Wagoner, himself, admitting it as a “non-Republican” proposal, is floating an option to help local governments meet public safety needs, particularly around issues related to substance abuse and crime.

Noting what he sees as a disparity in the amount of sales tax revenue from retail cannabis sales that the state shares with local governments, Wagoner last year proposed providing local governments a greater share of that funding. That proposal didn’t advance, and Wagoner said it would be difficult to seek such funding this year, making any claim on the state’s general fund.

But another proposal that deserves a second look would allow those local governments that have permitted retail cannabis sales to levy a 2 percent excise tax on those sales, with approval of voters. Cannabis retailers won’t be happy about an additional tax — the state already taxes those products at a hefty 37 percent — and it won’t “fill the buckets” of local governments, but it will better fund local needs, Wagoner said, with a minimal impact on most consumers.

Another avenue worth a look; state Rep.
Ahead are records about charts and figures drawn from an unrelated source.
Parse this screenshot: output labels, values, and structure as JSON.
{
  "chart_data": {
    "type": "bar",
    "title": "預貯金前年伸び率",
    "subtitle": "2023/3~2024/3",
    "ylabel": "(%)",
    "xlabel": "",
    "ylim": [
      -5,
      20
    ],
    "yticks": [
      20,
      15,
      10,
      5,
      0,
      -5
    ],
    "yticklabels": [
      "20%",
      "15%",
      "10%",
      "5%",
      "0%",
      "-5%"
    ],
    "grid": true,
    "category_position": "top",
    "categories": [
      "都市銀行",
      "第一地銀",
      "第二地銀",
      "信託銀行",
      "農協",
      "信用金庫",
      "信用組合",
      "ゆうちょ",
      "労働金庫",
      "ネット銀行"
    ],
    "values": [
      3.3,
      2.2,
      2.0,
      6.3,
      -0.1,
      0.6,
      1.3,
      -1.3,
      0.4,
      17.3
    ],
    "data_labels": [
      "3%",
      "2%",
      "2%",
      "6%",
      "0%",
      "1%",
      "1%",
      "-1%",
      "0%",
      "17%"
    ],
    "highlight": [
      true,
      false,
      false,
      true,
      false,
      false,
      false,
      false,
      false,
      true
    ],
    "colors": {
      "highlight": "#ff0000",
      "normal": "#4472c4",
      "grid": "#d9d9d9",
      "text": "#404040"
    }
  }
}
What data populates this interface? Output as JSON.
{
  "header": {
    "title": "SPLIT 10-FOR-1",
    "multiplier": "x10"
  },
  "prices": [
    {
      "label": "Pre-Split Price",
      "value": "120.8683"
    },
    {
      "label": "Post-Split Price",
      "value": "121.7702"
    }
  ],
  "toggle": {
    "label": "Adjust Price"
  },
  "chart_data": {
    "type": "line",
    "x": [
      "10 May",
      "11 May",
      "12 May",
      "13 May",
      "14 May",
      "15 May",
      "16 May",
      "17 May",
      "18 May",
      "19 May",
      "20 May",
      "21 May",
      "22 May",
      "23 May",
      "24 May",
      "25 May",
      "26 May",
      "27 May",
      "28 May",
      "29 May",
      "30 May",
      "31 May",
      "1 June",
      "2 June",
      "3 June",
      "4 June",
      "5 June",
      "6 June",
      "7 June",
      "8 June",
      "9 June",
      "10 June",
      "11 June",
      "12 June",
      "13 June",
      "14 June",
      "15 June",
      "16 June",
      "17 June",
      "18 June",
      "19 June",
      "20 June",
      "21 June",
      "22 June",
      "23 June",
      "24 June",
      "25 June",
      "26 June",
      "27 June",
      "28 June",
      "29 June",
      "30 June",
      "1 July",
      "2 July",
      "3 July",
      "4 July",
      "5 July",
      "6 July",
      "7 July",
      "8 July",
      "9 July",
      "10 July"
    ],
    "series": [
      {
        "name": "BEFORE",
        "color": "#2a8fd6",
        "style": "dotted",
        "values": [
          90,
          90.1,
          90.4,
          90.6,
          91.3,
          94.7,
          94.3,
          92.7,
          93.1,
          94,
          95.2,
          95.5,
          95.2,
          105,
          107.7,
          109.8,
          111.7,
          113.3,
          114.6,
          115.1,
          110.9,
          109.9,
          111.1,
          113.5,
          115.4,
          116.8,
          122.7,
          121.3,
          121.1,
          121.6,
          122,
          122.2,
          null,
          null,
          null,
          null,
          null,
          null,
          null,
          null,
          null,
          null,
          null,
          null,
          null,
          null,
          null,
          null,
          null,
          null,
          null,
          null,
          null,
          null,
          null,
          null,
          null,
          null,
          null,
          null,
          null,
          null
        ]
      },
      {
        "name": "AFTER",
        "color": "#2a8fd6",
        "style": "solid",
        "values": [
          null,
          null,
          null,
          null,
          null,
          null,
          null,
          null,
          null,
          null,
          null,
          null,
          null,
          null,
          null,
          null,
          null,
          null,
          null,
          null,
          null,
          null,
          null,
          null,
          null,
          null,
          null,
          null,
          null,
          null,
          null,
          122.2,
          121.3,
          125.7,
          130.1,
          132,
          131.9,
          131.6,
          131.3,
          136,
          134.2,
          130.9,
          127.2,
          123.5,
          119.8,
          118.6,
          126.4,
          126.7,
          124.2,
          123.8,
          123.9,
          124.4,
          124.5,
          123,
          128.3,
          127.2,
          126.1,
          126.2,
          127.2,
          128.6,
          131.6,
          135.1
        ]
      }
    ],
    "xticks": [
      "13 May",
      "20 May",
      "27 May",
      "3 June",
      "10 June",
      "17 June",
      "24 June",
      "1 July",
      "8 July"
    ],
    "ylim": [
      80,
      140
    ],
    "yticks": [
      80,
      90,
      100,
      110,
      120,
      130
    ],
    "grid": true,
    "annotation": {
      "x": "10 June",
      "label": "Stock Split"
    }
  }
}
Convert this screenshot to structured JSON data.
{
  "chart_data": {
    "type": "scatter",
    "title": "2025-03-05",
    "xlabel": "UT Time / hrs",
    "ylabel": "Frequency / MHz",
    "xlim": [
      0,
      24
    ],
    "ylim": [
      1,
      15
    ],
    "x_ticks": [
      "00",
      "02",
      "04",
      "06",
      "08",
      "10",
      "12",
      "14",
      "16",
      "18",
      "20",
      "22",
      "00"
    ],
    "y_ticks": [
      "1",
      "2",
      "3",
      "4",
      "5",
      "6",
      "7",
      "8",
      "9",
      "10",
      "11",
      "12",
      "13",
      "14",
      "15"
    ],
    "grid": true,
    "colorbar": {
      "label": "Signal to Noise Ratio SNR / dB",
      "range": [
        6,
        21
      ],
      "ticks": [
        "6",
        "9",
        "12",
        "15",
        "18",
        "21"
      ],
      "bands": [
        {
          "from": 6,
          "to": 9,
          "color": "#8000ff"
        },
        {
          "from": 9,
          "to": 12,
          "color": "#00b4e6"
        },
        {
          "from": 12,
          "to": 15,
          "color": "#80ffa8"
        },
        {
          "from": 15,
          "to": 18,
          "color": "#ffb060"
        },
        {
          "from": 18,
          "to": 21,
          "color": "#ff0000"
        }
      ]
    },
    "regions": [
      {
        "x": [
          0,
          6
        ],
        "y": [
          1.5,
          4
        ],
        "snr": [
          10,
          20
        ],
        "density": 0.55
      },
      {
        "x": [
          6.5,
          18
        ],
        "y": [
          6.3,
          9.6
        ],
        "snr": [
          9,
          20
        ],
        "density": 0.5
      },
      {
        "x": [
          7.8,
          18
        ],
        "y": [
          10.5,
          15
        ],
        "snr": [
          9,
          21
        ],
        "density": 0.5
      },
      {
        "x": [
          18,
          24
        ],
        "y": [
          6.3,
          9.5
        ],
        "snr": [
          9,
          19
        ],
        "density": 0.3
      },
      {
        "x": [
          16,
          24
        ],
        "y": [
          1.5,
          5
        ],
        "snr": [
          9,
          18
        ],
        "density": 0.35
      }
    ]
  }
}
Lauren Davis, D-Shoreline, suggested in an interview with the editorial board that there are opportunities to review the amounts that the state collects for a range of permit, license and other fees, many of which have not kept pace with the rate of inflation over decades.

Davis was successful last year in creating a Domestic Violence Co-Responder Account that funds a grant program for local governments to hire victim advocates to accompany law enforcement to the scene of domestic violence calls, providing family support, resource connection and care navigation for victims. That program is being funded by a $100 increase to the state’s marriage license fee; which previously varied depending on county from $36 to $72 per license.

Because of an unintended consequence of legislation in 2023, Davis said, the state has ended collection of what’s called a victim penalty assessment that was paid by convicted criminal defendants and funded victim advocates working with county prosecutor’s offices. Davis suggests restoration of that penalty and adjusting the fee structure that was initially set in 1995, which charged $500 for a felony conviction. Adjusted for inflation, that new fee could collect more than $1,000.

Davis calls such suggestions “looking under the couch cushions” for funding and admits it’s not going to fix the state’s larger budget concerns.

“But I’m trying to protect programs that I really care about,” she said.

Regarding its larger budget concerns, the state at some point will have to look at larger reforms of its tax system. Four years ago a bipartisan work group of lawmakers and others did just that, examining various reform proposals that sought fairer taxes and more sustainable revenue.

Frustratingly, little came of it. Lawmakers and the public ought to take a second look at those suggested reforms.

In the meantime, consideration of some limited yet smart revenue solutions to more focused needs should move forward.